Leveraging Large-Scale Pretrained Spatial-Spectral Priors for General Zero-Shot Pansharpening
Yongchuan Cui, Peng Liu, Yi Zeng
TL;DR
This work tackles cross-domain generalization in remote-sensing pansharpening by proposing large-scale simulated pretraining to learn robust spatial-spectral priors. It constructs diverse MS/MSPAN pairs from ImageNet and SkyScript using stochastic degradation and augmentation, enabling zero-shot and one-shot adaptation across multiple satellite sensors. Across CNN, Transformer, and Mamba architectures, pretraining—especially on SkyScript—followed by full-tuning yields strong cross-domain performance, validating the benefit of simulated priors for fusion tasks.
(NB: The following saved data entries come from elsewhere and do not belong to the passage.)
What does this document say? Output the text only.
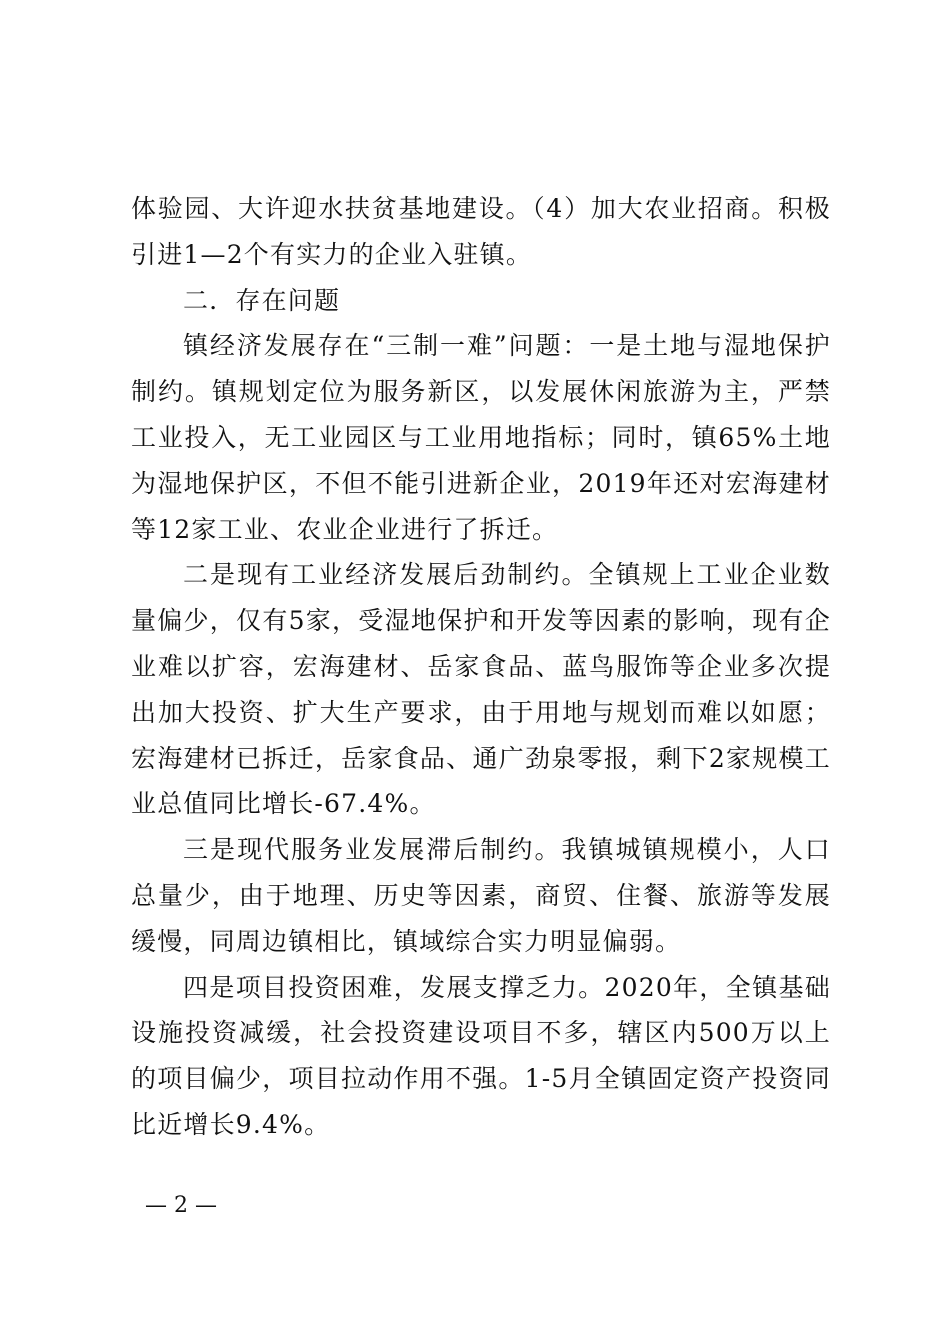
体验园、大许迎水扶贫基地建设。（4）加大农业招商。积极引进1—2个有实力的企业入驻镇。

二．存在问题

镇经济发展存在“三制一难”问题：一是土地与湿地保护制约。镇规划定位为服务新区，以发展休闲旅游为主，严禁工业投入，无工业园区与工业用地指标；同时，镇65%土地为湿地保护区，不但不能引进新企业，2019年还对宏海建材等12家工业、农业企业进行了拆迁。

二是现有工业经济发展后劲制约。全镇规上工业企业数量偏少，仅有5家，受湿地保护和开发等因素的影响，现有企业难以扩容，宏海建材、岳家食品、蓝鸟服饰等企业多次提出加大投资、扩大生产要求，由于用地与规划而难以如愿；宏海建材已拆迁，岳家食品、通广劲泉零报，剩下2家规模工业总值同比增长-67.4%。

三是现代服务业发展滞后制约。我镇城镇规模小，人口总量少，由于地理、历史等因素，商贸、住餐、旅游等发展缓慢，同周边镇相比，镇域综合实力明显偏弱。

四是项目投资困难，发展支撑乏力。2020年，全镇基础设施投资减缓，社会投资建设项目不多，辖区内500万以上的项目偏少，项目拉动作用不强。1-5月全镇固定资产投资同比近增长9.4%。

— 2 —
The approach offers a practical pathway toward foundation-model-like generalization in pansharpening and establishes benchmarks for cross-sensor fusion under limited real data, with potential extensions to broader remote-sensing tasks and hyperspectral data.
Abstract
Existing deep learning methods for remote sensing image fusion often suffer from poor generalization when applied to unseen datasets due to the limited availability of real training data and the domain gap between different satellite sensors. To address this challenge, we explore the potential of foundation models by proposing a novel pretraining strategy that leverages large-scale simulated datasets to learn robust spatial-spectral priors. Specifically, our approach first constructs diverse simulated datasets by applying various degradation operations (blur, noise, downsampling) and augmentations (bands generation, channel shuffling, high-pass filtering, color jittering, etc.) to natural images from ImageNet and remote sensing images from SkyScript. We then pretrain fusion models on these simulated data to learn generalizable spatial-spectral representations. The pretrained models are subsequently evaluated on six datasets (WorldView-2/3/4, IKONOS, QuickBird, GaoFen-2) using zero-shot and one-shot paradigms, with both full- and freeze-tuning approaches for fine-tuning. Extensive experiments on different network architectures including convolutional neural networks, Transformer, and Mamba demonstrate that our pretraining strategy significantly improves generalization performance across different satellite sensors and imaging conditions for various fusion models. The pretrained models achieve superior results in zero-shot scenarios and show remarkable adaptation capability with minimal real data in one-shot settings. Our work provides a practical solution for cross-domain pansharpening, establishes a new benchmark for generalization in remote sensing image fusion tasks, and paves the way for leveraging foundation models through advanced training strategies.